1. A method for compressing gene sequence data for a plurality of sequences, comprising the steps of:

(6) and (3) matrixing the gene sequence to be compressed after the XOR with the reference sequence: recording the binary length of the reference sequence as l, selecting proper w, dividing each gene sequence to be compressed into equal parts of w width, and placing the equal parts into a two-dimensional matrix; wherein, the first section of the first gene sequence to be compressed is taken as the first row of the two-dimensional matrix, the first section of the second gene sequence to be compressed is taken as the second row of the two-dimensional matrix, and so on until the first section of the (n-1) th gene sequence to be compressed is taken as the (n-1) th row of the two-dimensional matrix; then, taking the second section of the first gene sequence to be compressed as the nth row of the two-dimensional matrix, taking the second section of the second gene sequence to be compressed as the n +1 th row of the two-dimensional matrix, and so on until n-1 sequences are all input into the two-dimensional matrix; so far, all gene sequences to be compressed are converted into a two-dimensional matrix with the width of w and the length of (n-1) × l/w;

(7) and (4) coding the two-dimensional matrix obtained in the step (6): dividing the two-dimensional matrix into a plurality of sub-matrices, wherein elements in the sub-matrices are all 1; each sub-matrix is encoded as follows: for a sub-matrix with only one element, set the element code to-1; for a sub-matrix with 2 or more elements, the upper left corner element is set to 1, the lower right corner element is set to 2, and the rest elements are set to 0;

(8) and (5) storing the gene sequence to be detected after the treatment in the step (7): recording the row number and the column number of elements with the median values of 1, 2 and-1 in a two-dimensional matrix in sequence in a binary form, and converting the information of the gene sequence to be compressed into binary information; entropy encoding is performed on elements in the doublet, i.e. using variable length coding, for elements smaller than 255, two bytes for elements larger than 255 and smaller than 65535, and three bytes for elements larger than 65535.
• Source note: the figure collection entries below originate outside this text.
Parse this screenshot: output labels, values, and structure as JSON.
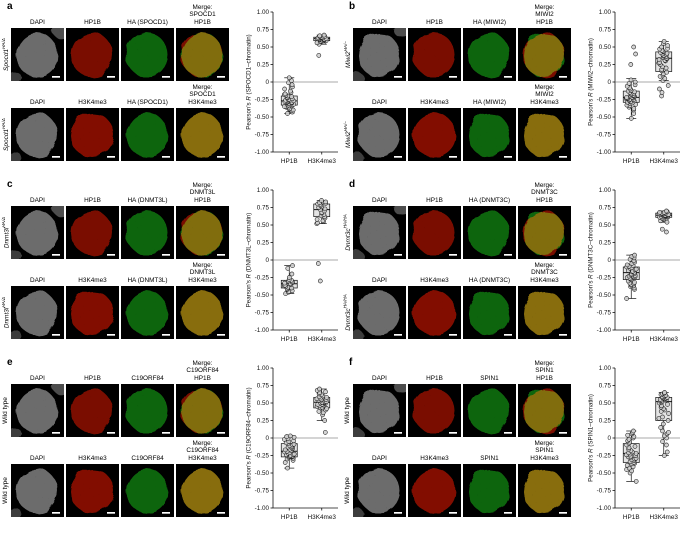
{
  "figure": {
    "background": "#ffffff"
  },
  "panels": [
    {
      "letter": "a",
      "genotype": {
        "base": "Spocd1",
        "sup": "HA/Δ",
        "italic": true
      },
      "rows": [
        {
          "labels": [
            "DAPI",
            "HP1B",
            "HA (SPOCD1)"
          ],
          "merge": [
            "Merge:",
            "SPOCD1",
            "HP1B"
          ],
          "channels": [
            "gray",
            "red",
            "green",
            "merge-rg"
          ]
        },
        {
          "labels": [
            "DAPI",
            "H3K4me3",
            "HA (SPOCD1)"
          ],
          "merge": [
            "Merge:",
            "SPOCD1",
            "H3K4me3"
          ],
          "channels": [
            "gray",
            "red2",
            "green",
            "merge-y"
          ]
        }
      ]
    },
    {
      "letter": "b",
      "genotype": {
        "base": "Miwi2",
        "sup": "HA/−",
        "italic": true
      },
      "rows": [
        {
          "labels": [
            "DAPI",
            "HP1B",
            "HA (MIWI2)"
          ],
          "merge": [
            "Merge:",
            "MIWI2",
            "HP1B"
          ],
          "channels": [
            "gray",
            "red",
            "green",
            "merge-rg"
          ]
        },
        {
          "labels": [
            "DAPI",
            "H3K4me3",
            "HA (MIWI2)"
          ],
          "merge": [
            "Merge:",
            "MIWI2",
            "H3K4me3"
          ],
          "channels": [
            "gray",
            "red2",
            "green",
            "merge-y"
          ]
        }
      ]
    },
    {
      "letter": "c",
      "genotype": {
        "base": "Dnmt3l",
        "sup": "HA/Δ",
        "italic": true
      },
      "rows": [
        {
          "labels": [
            "DAPI",
            "HP1B",
            "HA (DNMT3L)"
          ],
          "merge": [
            "Merge:",
            "DNMT3L",
            "HP1B"
          ],
          "channels": [
            "gray",
            "red",
            "green",
            "merge-rg"
          ]
        },
        {
          "labels": [
            "DAPI",
            "H3K4me3",
            "HA (DNMT3L)"
          ],
          "merge": [
            "Merge:",
            "DNMT3L",
            "H3K4me3"
          ],
          "channels": [
            "gray",
            "red2",
            "green",
            "merge-y"
          ]
        }
      ]
    },
    {
      "letter": "d",
      "genotype": {
        "base": "Dnmt3c",
        "sup": "HA/HA",
        "italic": true
      },
      "rows": [
        {
          "labels": [
            "DAPI",
            "HP1B",
            "HA (DNMT3C)"
          ],
          "merge": [
            "Merge:",
            "DNMT3C",
            "HP1B"
          ],
          "channels": [
            "gray",
            "red",
            "green",
            "merge-rg"
          ]
        },
        {
          "labels": [
            "DAPI",
            "H3K4me3",
            "HA (DNMT3C)"
          ],
          "merge": [
            "Merge:",
            "DNMT3C",
            "H3K4me3"
          ],
          "channels": [
            "gray",
            "red2",
            "green",
            "merge-y"
          ]
        }
      ]
    },
    {
      "letter": "e",
      "genotype": {
        "base": "Wild type",
        "sup": "",
        "italic": false
      },
      "rows": [
        {
          "labels": [
            "DAPI",
            "HP1B",
            "C19ORF84"
          ],
          "merge": [
            "Merge:",
            "C19ORF84",
            "HP1B"
          ],
          "channels": [
            "gray",
            "red",
            "green",
            "merge-rg"
          ]
        },
        {
          "labels": [
            "DAPI",
            "H3K4me3",
            "C19ORF84"
          ],
          "merge": [
            "Merge:",
            "C19ORF84",
            "H3K4me3"
          ],
          "channels": [
            "gray",
            "red2",
            "green",
            "merge-y"
          ]
        }
      ]
    },
    {
      "letter": "f",
      "genotype": {
        "base": "Wild type",
        "sup": "",
        "italic": false
      },
      "rows": [
        {
          "labels": [
            "DAPI",
            "HP1B",
            "SPIN1"
          ],
          "merge": [
            "Merge:",
            "SPIN1",
            "HP1B"
          ],
          "channels": [
            "gray",
            "red",
            "green",
            "merge-rg"
          ]
        },
        {
          "labels": [
            "DAPI",
            "H3K4me3",
            "SPIN1"
          ],
          "merge": [
            "Merge:",
            "SPIN1",
            "H3K4me3"
          ],
          "channels": [
            "gray",
            "red2",
            "green",
            "merge-y"
          ]
        }
      ]
    }
  ],
  "chart_data": [
    {
      "type": "box",
      "panel": "a",
      "ylabel": {
        "pre": "Pearson's ",
        "r": "R",
        "suf": " (SPOCD1–chromatin)"
      },
      "categories": [
        "HP1B",
        "H3K4me3"
      ],
      "ylim": [
        -1,
        1
      ],
      "ytick_step": 0.25,
      "zero_line": true,
      "groups": [
        {
          "name": "HP1B",
          "box": {
            "lo": -0.45,
            "q1": -0.33,
            "med": -0.27,
            "q3": -0.2,
            "hi": 0.06
          },
          "points": [
            -0.45,
            -0.43,
            -0.41,
            -0.4,
            -0.39,
            -0.38,
            -0.37,
            -0.36,
            -0.35,
            -0.35,
            -0.34,
            -0.33,
            -0.33,
            -0.32,
            -0.32,
            -0.31,
            -0.31,
            -0.3,
            -0.3,
            -0.29,
            -0.29,
            -0.28,
            -0.28,
            -0.27,
            -0.27,
            -0.26,
            -0.26,
            -0.25,
            -0.25,
            -0.24,
            -0.23,
            -0.22,
            -0.21,
            -0.2,
            -0.19,
            -0.18,
            -0.17,
            -0.15,
            -0.13,
            -0.1,
            -0.07,
            -0.04,
            -0.01,
            0.02,
            0.06
          ]
        },
        {
          "name": "H3K4me3",
          "box": {
            "lo": 0.54,
            "q1": 0.59,
            "med": 0.62,
            "q3": 0.64,
            "hi": 0.67
          },
          "points": [
            0.38,
            0.54,
            0.56,
            0.57,
            0.58,
            0.58,
            0.59,
            0.59,
            0.6,
            0.6,
            0.6,
            0.61,
            0.61,
            0.61,
            0.62,
            0.62,
            0.62,
            0.63,
            0.63,
            0.63,
            0.64,
            0.64,
            0.65,
            0.65,
            0.66,
            0.67
          ]
        }
      ]
    },
    {
      "type": "box",
      "panel": "b",
      "ylabel": {
        "pre": "Pearson's ",
        "r": "R",
        "suf": " (MIWI2–chromatin)"
      },
      "categories": [
        "HP1B",
        "H3K4me3"
      ],
      "ylim": [
        -1,
        1
      ],
      "ytick_step": 0.25,
      "zero_line": true,
      "groups": [
        {
          "name": "HP1B",
          "box": {
            "lo": -0.52,
            "q1": -0.29,
            "med": -0.22,
            "q3": -0.13,
            "hi": 0.05
          },
          "points": [
            0.5,
            0.4,
            0.25,
            -0.52,
            -0.45,
            -0.4,
            -0.38,
            -0.36,
            -0.34,
            -0.33,
            -0.32,
            -0.31,
            -0.3,
            -0.29,
            -0.28,
            -0.28,
            -0.27,
            -0.26,
            -0.26,
            -0.25,
            -0.25,
            -0.24,
            -0.24,
            -0.23,
            -0.23,
            -0.22,
            -0.22,
            -0.21,
            -0.2,
            -0.2,
            -0.19,
            -0.18,
            -0.17,
            -0.16,
            -0.15,
            -0.14,
            -0.13,
            -0.12,
            -0.1,
            -0.08,
            -0.06,
            -0.04,
            -0.02,
            0,
            0.03
          ]
        },
        {
          "name": "H3K4me3",
          "box": {
            "lo": 0.02,
            "q1": 0.15,
            "med": 0.34,
            "q3": 0.43,
            "hi": 0.58
          },
          "points": [
            -0.2,
            -0.15,
            -0.1,
            -0.05,
            0.02,
            0.05,
            0.08,
            0.1,
            0.12,
            0.14,
            0.16,
            0.18,
            0.2,
            0.22,
            0.25,
            0.27,
            0.28,
            0.3,
            0.31,
            0.32,
            0.33,
            0.34,
            0.35,
            0.36,
            0.37,
            0.38,
            0.39,
            0.4,
            0.41,
            0.42,
            0.43,
            0.44,
            0.45,
            0.47,
            0.48,
            0.5,
            0.52,
            0.55,
            0.58
          ]
        }
      ]
    },
    {
      "type": "box",
      "panel": "c",
      "ylabel": {
        "pre": "Pearson's ",
        "r": "R",
        "suf": " (DNMT3L–chromatin)"
      },
      "categories": [
        "HP1B",
        "H3K4me3"
      ],
      "ylim": [
        -1,
        1
      ],
      "ytick_step": 0.25,
      "zero_line": true,
      "groups": [
        {
          "name": "HP1B",
          "box": {
            "lo": -0.48,
            "q1": -0.4,
            "med": -0.34,
            "q3": -0.29,
            "hi": -0.08
          },
          "points": [
            -0.48,
            -0.46,
            -0.45,
            -0.44,
            -0.42,
            -0.41,
            -0.4,
            -0.39,
            -0.38,
            -0.37,
            -0.36,
            -0.35,
            -0.34,
            -0.33,
            -0.32,
            -0.31,
            -0.3,
            -0.29,
            -0.28,
            -0.25,
            -0.2,
            -0.12,
            -0.08
          ]
        },
        {
          "name": "H3K4me3",
          "box": {
            "lo": 0.52,
            "q1": 0.62,
            "med": 0.72,
            "q3": 0.8,
            "hi": 0.85
          },
          "points": [
            -0.3,
            -0.05,
            0.52,
            0.53,
            0.55,
            0.56,
            0.58,
            0.6,
            0.62,
            0.63,
            0.65,
            0.67,
            0.68,
            0.7,
            0.72,
            0.73,
            0.75,
            0.76,
            0.78,
            0.79,
            0.8,
            0.81,
            0.82,
            0.83,
            0.85
          ]
        }
      ]
    },
    {
      "type": "box",
      "panel": "d",
      "ylabel": {
        "pre": "Pearson's ",
        "r": "R",
        "suf": " (DNMT3C–chromatin)"
      },
      "categories": [
        "HP1B",
        "H3K4me3"
      ],
      "ylim": [
        -1,
        1
      ],
      "ytick_step": 0.25,
      "zero_line": true,
      "groups": [
        {
          "name": "HP1B",
          "box": {
            "lo": -0.55,
            "q1": -0.28,
            "med": -0.18,
            "q3": -0.1,
            "hi": 0.07
          },
          "points": [
            -0.55,
            -0.42,
            -0.4,
            -0.38,
            -0.37,
            -0.36,
            -0.35,
            -0.34,
            -0.33,
            -0.32,
            -0.3,
            -0.28,
            -0.27,
            -0.26,
            -0.25,
            -0.24,
            -0.23,
            -0.22,
            -0.21,
            -0.2,
            -0.19,
            -0.18,
            -0.17,
            -0.16,
            -0.15,
            -0.14,
            -0.13,
            -0.12,
            -0.11,
            -0.1,
            -0.09,
            -0.08,
            -0.07,
            -0.05,
            -0.03,
            -0.01,
            0.01,
            0.03,
            0.05,
            0.07
          ]
        },
        {
          "name": "H3K4me3",
          "box": {
            "lo": 0.54,
            "q1": 0.61,
            "med": 0.64,
            "q3": 0.67,
            "hi": 0.7
          },
          "points": [
            0.4,
            0.44,
            0.54,
            0.56,
            0.58,
            0.59,
            0.6,
            0.61,
            0.61,
            0.62,
            0.62,
            0.63,
            0.63,
            0.63,
            0.64,
            0.64,
            0.64,
            0.65,
            0.65,
            0.65,
            0.66,
            0.66,
            0.66,
            0.67,
            0.67,
            0.68,
            0.68,
            0.69,
            0.7
          ]
        }
      ]
    },
    {
      "type": "box",
      "panel": "e",
      "ylabel": {
        "pre": "Pearson's ",
        "r": "R",
        "suf": " (C19ORF84–chromatin)"
      },
      "categories": [
        "HP1B",
        "H3K4me3"
      ],
      "ylim": [
        -1,
        1
      ],
      "ytick_step": 0.25,
      "zero_line": true,
      "groups": [
        {
          "name": "HP1B",
          "box": {
            "lo": -0.43,
            "q1": -0.27,
            "med": -0.19,
            "q3": -0.08,
            "hi": 0.03
          },
          "points": [
            -0.43,
            -0.35,
            -0.32,
            -0.3,
            -0.29,
            -0.28,
            -0.27,
            -0.27,
            -0.26,
            -0.26,
            -0.25,
            -0.24,
            -0.24,
            -0.23,
            -0.22,
            -0.21,
            -0.2,
            -0.19,
            -0.18,
            -0.17,
            -0.16,
            -0.15,
            -0.14,
            -0.13,
            -0.12,
            -0.11,
            -0.1,
            -0.09,
            -0.08,
            -0.07,
            -0.05,
            -0.04,
            -0.02,
            -0.01,
            0.01,
            0.02,
            0.03
          ]
        },
        {
          "name": "H3K4me3",
          "box": {
            "lo": 0.25,
            "q1": 0.43,
            "med": 0.51,
            "q3": 0.58,
            "hi": 0.7
          },
          "points": [
            0.08,
            0.25,
            0.33,
            0.36,
            0.38,
            0.4,
            0.42,
            0.43,
            0.44,
            0.45,
            0.46,
            0.47,
            0.48,
            0.48,
            0.49,
            0.5,
            0.5,
            0.51,
            0.51,
            0.52,
            0.52,
            0.53,
            0.54,
            0.55,
            0.55,
            0.56,
            0.57,
            0.58,
            0.59,
            0.6,
            0.62,
            0.63,
            0.65,
            0.66,
            0.68,
            0.7
          ]
        }
      ]
    },
    {
      "type": "box",
      "panel": "f",
      "ylabel": {
        "pre": "Pearson's ",
        "r": "R",
        "suf": " (SPIN1–chromatin)"
      },
      "categories": [
        "HP1B",
        "H3K4me3"
      ],
      "ylim": [
        -1,
        1
      ],
      "ytick_step": 0.25,
      "zero_line": true,
      "groups": [
        {
          "name": "HP1B",
          "box": {
            "lo": -0.62,
            "q1": -0.35,
            "med": -0.22,
            "q3": -0.08,
            "hi": 0.1
          },
          "points": [
            -0.62,
            -0.5,
            -0.47,
            -0.45,
            -0.43,
            -0.41,
            -0.39,
            -0.37,
            -0.36,
            -0.35,
            -0.34,
            -0.32,
            -0.31,
            -0.3,
            -0.29,
            -0.28,
            -0.27,
            -0.26,
            -0.25,
            -0.24,
            -0.23,
            -0.22,
            -0.21,
            -0.2,
            -0.18,
            -0.16,
            -0.14,
            -0.12,
            -0.1,
            -0.08,
            -0.06,
            -0.04,
            -0.02,
            0,
            0.02,
            0.04,
            0.06,
            0.08,
            0.1
          ]
        },
        {
          "name": "H3K4me3",
          "box": {
            "lo": -0.25,
            "q1": 0.25,
            "med": 0.52,
            "q3": 0.58,
            "hi": 0.65
          },
          "points": [
            -0.25,
            -0.2,
            -0.1,
            -0.05,
            0,
            0.03,
            0.06,
            0.08,
            0.1,
            0.15,
            0.2,
            0.25,
            0.28,
            0.3,
            0.35,
            0.38,
            0.4,
            0.42,
            0.44,
            0.46,
            0.48,
            0.5,
            0.51,
            0.52,
            0.53,
            0.54,
            0.54,
            0.55,
            0.55,
            0.56,
            0.56,
            0.57,
            0.57,
            0.58,
            0.58,
            0.59,
            0.6,
            0.61,
            0.62,
            0.63,
            0.64,
            0.65
          ]
        }
      ]
    }
  ],
  "channel_colors": {
    "gray": "#bababa",
    "red": "#d42100",
    "red2": "#e02600",
    "green": "#25b01e"
  }
}
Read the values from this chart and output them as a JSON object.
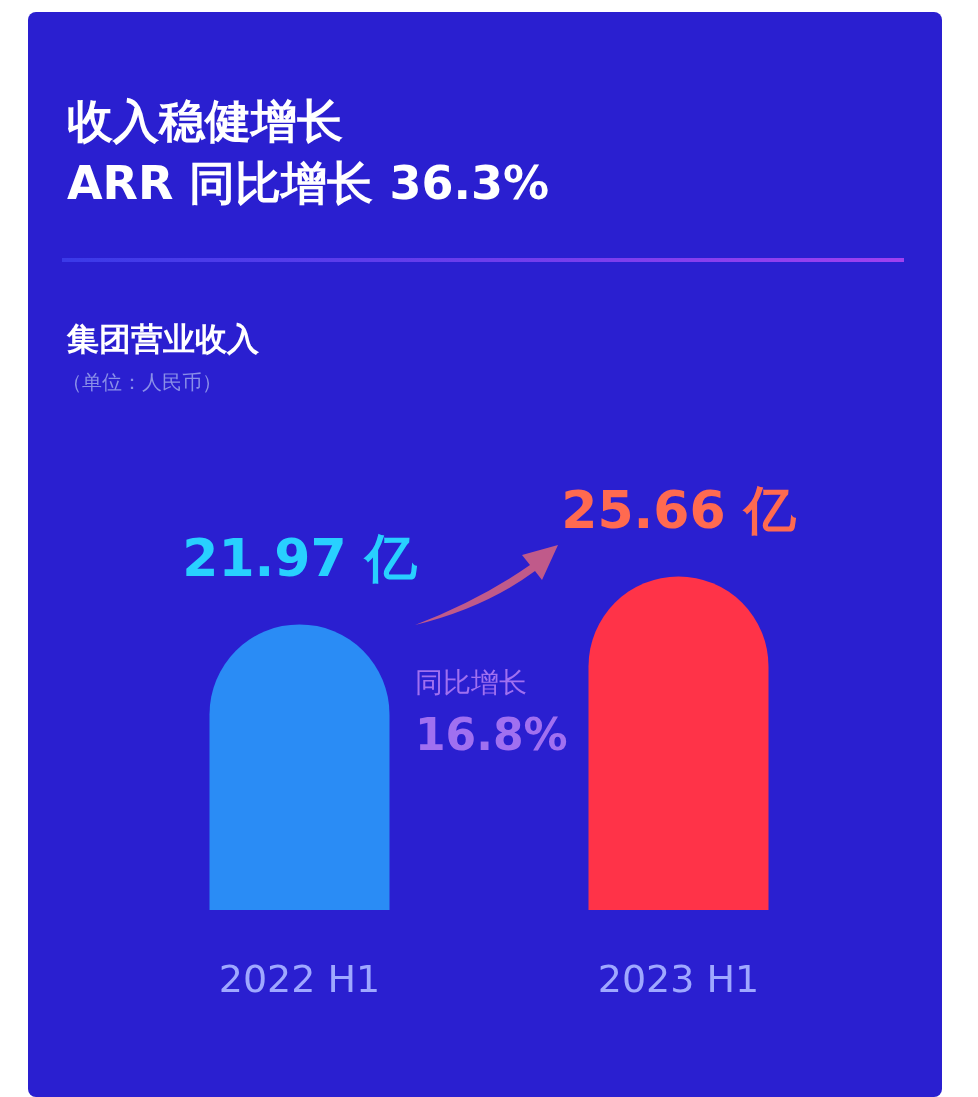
{
  "chart_data": {
    "type": "bar",
    "title": "收入稳健增长\nARR 同比增长 36.3%",
    "subtitle": "集团营业收入",
    "categories": [
      "2022 H1",
      "2023 H1"
    ],
    "values": [
      21.97,
      25.66
    ],
    "colors": [
      "#2a8cf5",
      "#ff3348"
    ],
    "value_labels": [
      "21.97 亿",
      "25.66 亿"
    ],
    "annotations": [
      "（单位：人民币）",
      "同比增长",
      "16.8%"
    ]
  }
}
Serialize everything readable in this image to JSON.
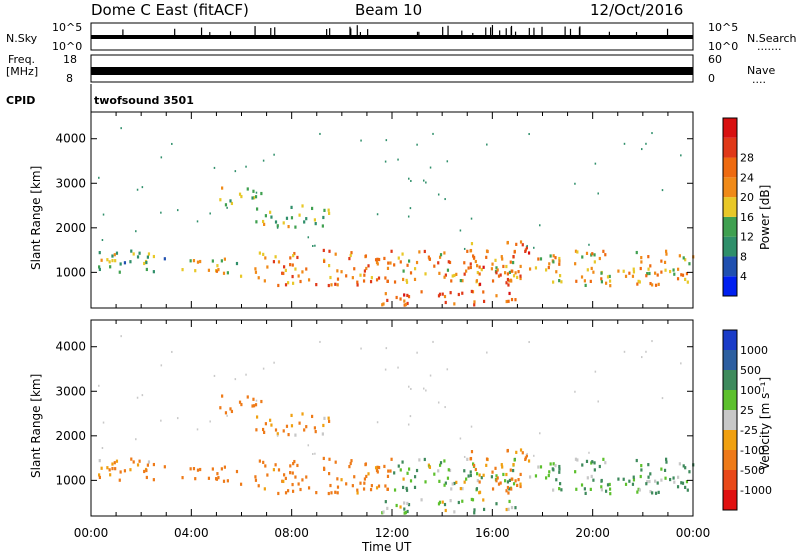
{
  "header": {
    "station": "Dome C East (fitACF)",
    "beam": "Beam 10",
    "date": "12/Oct/2016"
  },
  "nsky_panel": {
    "label": "N.Sky",
    "ticks_left": [
      "10^5",
      "10^0"
    ],
    "ticks_right": [
      "10^5",
      "10^0"
    ],
    "right_label": "N.Search",
    "right_dots": "......."
  },
  "freq_panel": {
    "label_line1": "Freq.",
    "label_line2": "[MHz]",
    "ticks_left": [
      "18",
      "8"
    ],
    "ticks_right": [
      "60",
      "0"
    ],
    "right_label": "Nave",
    "right_dots": "...."
  },
  "cpid": {
    "label": "CPID",
    "value": "twofsound 3501"
  },
  "x_axis": {
    "title": "Time UT",
    "ticks": [
      "00:00",
      "04:00",
      "08:00",
      "12:00",
      "16:00",
      "20:00",
      "00:00"
    ]
  },
  "y_axis": {
    "title": "Slant Range [km]",
    "ticks": [
      "1000",
      "2000",
      "3000",
      "4000"
    ]
  },
  "power_scale": {
    "title": "Power [dB]",
    "labels": [
      "4",
      "8",
      "12",
      "16",
      "20",
      "24",
      "28"
    ],
    "colors": [
      "#0020f0",
      "#2050b0",
      "#2f8f6a",
      "#3fa050",
      "#e8c828",
      "#f08a18",
      "#ee6a10",
      "#e03818",
      "#d81010"
    ]
  },
  "velocity_scale": {
    "title": "Velocity [m s⁻¹]",
    "labels": [
      "1000",
      "500",
      "100",
      "25",
      "-25",
      "-100",
      "-500",
      "-1000"
    ],
    "colors": [
      "#1a3cc8",
      "#2d5fa0",
      "#3e8a5c",
      "#5cc02c",
      "#c8c8c8",
      "#f0a010",
      "#ee7a18",
      "#e84818",
      "#e01010"
    ]
  },
  "chart_data": {
    "type": "heatmap",
    "x_unit": "hours UT",
    "xlim": [
      0,
      24
    ],
    "ylim": [
      200,
      4600
    ],
    "scatter_regions": [
      {
        "t": [
          0.0,
          3.2
        ],
        "r": [
          1000,
          1500
        ],
        "power": 14,
        "velocity": -150
      },
      {
        "t": [
          3.5,
          6.0
        ],
        "r": [
          900,
          1300
        ],
        "power": 18,
        "velocity": -250
      },
      {
        "t": [
          5.0,
          6.8
        ],
        "r": [
          2500,
          2900
        ],
        "power": 16,
        "velocity": -300
      },
      {
        "t": [
          6.5,
          9.5
        ],
        "r": [
          2000,
          2500
        ],
        "power": 15,
        "velocity": -120
      },
      {
        "t": [
          6.5,
          12.0
        ],
        "r": [
          700,
          1500
        ],
        "power": 24,
        "velocity": -200
      },
      {
        "t": [
          11.5,
          17.0
        ],
        "r": [
          250,
          600
        ],
        "power": 27,
        "velocity": 80
      },
      {
        "t": [
          12.0,
          17.0
        ],
        "r": [
          750,
          1500
        ],
        "power": 22,
        "velocity": 60
      },
      {
        "t": [
          15.0,
          17.5
        ],
        "r": [
          700,
          1700
        ],
        "power": 26,
        "velocity": -150
      },
      {
        "t": [
          17.5,
          24.0
        ],
        "r": [
          700,
          1500
        ],
        "power": 20,
        "velocity": 120
      }
    ]
  }
}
2. The method for compressing gene sequence data for multiple sequences according to claim 1, wherein the step (3) of compressing the reference sequence separately by using a segmented coding method based on k-mer algorithm comprises the following specific steps: firstly, dividing a reference sequence into equal-length segments with the length of m, then selecting a proper k value, searching a k-mer sequence with the highest repetition rate in each segment, recording the total repetition times and the position of each repetition in the segment, and then carrying out sectional coding to replace a k-mer subsequence which repeatedly appears in the sequence.